KEM Hospital Unveils Specialized Pain Management Operation Theatre in Mumbai, ET HealthWorld
Mumbai: The BMC-run KEM Hospital has added a new feature: An operation theatre dedicated to pain management. A relatively new medical specialty, pain management focuses on medications, procedures, or exercises to relieve chronic pain associated with osteoarthritic knee, spinal cord, cancer, among others.
“Pain is inevitable, but suffering is optional,” said professor of anaesthesiology Dr Shweta Salgaonkar, who heads the pain management programme at KEM Hospital. “Our well-equipped, dedicated setup will serve patients suffering from chronic pain—be it back pain, neck pain, shoulder pain, knee pain, trigger finger, herpes, migraine, trigeminal, interstitial cystitis, or cancer pain,” she said.
KEM was the first municipal hospital to set up a pain management clinic in 2011, offering procedures such as botox shots, percutaneous injections, or nerve blocks (delivering a low dose of a local anaesthetic or corticosteroid near a target nerve) in general operation theatres.
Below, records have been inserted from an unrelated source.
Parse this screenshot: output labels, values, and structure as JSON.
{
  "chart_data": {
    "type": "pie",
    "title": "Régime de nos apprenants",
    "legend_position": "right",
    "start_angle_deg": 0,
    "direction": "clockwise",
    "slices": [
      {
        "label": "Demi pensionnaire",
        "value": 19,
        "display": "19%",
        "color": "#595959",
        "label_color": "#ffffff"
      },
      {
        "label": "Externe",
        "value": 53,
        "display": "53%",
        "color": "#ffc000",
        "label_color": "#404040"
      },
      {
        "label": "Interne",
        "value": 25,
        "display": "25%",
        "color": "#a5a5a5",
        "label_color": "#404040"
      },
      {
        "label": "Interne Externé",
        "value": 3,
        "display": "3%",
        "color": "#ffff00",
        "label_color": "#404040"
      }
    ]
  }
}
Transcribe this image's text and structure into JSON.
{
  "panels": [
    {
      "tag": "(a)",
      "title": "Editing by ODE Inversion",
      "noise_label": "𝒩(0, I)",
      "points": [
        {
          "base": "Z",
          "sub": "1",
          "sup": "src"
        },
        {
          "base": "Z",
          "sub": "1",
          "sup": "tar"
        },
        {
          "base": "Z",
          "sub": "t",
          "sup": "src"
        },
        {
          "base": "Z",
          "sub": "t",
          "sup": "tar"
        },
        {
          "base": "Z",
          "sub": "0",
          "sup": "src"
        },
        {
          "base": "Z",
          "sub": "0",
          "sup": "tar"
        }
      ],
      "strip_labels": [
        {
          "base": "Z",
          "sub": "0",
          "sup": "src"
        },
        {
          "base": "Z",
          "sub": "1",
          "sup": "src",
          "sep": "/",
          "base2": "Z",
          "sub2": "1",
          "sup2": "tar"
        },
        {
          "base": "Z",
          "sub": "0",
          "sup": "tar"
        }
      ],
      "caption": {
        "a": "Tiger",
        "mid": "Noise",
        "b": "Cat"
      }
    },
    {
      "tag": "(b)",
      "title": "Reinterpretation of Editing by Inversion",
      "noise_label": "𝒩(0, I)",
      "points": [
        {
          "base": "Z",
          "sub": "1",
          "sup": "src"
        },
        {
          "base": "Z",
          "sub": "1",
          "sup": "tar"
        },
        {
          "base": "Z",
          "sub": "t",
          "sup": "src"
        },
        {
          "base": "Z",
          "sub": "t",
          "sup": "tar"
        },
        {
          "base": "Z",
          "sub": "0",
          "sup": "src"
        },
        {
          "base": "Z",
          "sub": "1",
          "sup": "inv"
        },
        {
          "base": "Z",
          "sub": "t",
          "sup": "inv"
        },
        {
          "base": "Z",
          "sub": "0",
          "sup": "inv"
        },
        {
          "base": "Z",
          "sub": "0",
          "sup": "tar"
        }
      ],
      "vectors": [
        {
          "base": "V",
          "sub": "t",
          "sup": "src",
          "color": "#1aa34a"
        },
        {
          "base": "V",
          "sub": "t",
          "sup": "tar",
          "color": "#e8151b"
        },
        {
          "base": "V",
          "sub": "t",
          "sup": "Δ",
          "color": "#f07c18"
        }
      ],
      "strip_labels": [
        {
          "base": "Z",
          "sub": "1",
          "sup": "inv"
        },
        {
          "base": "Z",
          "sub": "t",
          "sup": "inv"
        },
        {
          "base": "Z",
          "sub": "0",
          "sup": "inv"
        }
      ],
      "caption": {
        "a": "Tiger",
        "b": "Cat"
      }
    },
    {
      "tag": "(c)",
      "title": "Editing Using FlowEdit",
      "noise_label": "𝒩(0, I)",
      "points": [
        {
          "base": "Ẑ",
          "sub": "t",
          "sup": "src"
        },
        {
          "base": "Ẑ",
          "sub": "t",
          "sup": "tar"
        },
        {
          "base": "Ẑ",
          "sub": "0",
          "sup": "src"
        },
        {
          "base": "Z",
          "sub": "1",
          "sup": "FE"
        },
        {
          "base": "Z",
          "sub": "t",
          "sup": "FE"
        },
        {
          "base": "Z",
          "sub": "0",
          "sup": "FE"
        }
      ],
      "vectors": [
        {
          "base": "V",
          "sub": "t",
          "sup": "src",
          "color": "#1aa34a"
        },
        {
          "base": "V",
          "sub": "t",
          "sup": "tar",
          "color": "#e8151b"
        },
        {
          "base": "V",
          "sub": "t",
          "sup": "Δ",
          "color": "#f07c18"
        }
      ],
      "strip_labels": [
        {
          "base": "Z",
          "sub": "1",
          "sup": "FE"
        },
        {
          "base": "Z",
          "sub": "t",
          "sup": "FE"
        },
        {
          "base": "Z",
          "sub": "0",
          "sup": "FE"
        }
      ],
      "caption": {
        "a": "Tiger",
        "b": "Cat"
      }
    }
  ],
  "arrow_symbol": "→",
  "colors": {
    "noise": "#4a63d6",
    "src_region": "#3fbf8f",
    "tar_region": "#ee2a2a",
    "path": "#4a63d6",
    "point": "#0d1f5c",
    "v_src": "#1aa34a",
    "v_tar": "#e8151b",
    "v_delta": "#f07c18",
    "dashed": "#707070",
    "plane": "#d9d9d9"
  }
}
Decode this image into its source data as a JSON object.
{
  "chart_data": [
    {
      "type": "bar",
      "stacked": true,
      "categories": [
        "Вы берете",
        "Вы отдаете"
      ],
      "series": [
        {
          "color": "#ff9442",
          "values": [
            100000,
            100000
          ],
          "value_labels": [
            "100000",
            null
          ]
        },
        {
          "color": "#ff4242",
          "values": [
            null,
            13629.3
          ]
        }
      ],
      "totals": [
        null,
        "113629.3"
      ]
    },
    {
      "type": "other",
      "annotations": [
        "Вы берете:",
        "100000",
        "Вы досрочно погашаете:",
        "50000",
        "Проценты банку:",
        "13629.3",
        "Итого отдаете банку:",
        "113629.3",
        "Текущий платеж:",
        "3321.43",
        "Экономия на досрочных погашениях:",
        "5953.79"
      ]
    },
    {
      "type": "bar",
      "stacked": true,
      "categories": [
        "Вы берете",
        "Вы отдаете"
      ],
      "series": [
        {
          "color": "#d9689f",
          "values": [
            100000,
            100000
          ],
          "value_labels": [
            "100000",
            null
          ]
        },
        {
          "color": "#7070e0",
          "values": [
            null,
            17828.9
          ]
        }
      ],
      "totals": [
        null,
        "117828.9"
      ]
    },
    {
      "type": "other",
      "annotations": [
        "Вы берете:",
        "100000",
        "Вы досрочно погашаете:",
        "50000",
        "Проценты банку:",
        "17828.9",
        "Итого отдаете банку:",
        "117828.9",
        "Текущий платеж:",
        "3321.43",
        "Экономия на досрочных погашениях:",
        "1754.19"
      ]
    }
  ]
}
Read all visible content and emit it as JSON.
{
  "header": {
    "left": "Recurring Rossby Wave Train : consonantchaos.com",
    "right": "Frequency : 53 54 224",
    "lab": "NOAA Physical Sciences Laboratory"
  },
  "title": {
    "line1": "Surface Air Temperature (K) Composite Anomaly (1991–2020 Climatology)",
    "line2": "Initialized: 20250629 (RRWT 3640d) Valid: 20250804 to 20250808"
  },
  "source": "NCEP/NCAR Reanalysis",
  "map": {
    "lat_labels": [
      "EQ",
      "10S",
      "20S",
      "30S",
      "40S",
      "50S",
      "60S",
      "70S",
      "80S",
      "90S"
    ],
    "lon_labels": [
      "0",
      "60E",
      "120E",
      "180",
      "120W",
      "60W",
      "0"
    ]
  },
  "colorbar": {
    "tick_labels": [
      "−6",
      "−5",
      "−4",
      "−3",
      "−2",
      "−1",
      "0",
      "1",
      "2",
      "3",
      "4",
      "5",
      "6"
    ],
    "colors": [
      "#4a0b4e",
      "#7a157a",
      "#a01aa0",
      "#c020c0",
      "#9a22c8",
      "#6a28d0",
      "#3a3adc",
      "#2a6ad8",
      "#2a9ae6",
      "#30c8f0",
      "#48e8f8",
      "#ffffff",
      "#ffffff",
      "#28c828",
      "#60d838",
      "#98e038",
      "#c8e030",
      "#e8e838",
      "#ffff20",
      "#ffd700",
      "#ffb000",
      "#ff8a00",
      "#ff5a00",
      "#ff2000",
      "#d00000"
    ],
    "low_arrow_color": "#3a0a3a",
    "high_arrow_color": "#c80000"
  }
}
However, with a growing demand for pain management, dean Dr Sangeeta Ravat and head of anaesthesiology Dr Amala Kudalkar said the specialty deserved a dedicated OT, paving the way for the inauguration of the pain management OT on Thursday.
“The burden of chronic pain is high, but very few patients get access to it,” she said. The hospital’s pain OPD sees roughly 1,000 patients every year; around 80% of them need some intervention or procedures. “Pain intervention is expensive in the private sector, while we provide it at free or nominal rates,” said a senior doctor from the hospital.
Dr Salgaonkar said patients with acute pain need comprehensive care that includes physiotherapy. However, when they are in pain, they would not be able to undergo physical therapy. So, pain management injections or procedures provide a break from the pain cycle so that the patient can be treated in a wholesome manner, she added.
Research studies have shown that less than 30% of patients in India receive pain management services. An article published in ‘The Indian Journal of Anaesthesia’ in 2017 interviewed doctors from 30 medical schools in Maharashtra and found only seven of them offered acute pain services to patients, including those who underwent surgery. “…only five out of the 30 centres provided ongoing pain education to health professionals even when the hospitals claimed to provide acute pain services,” it said.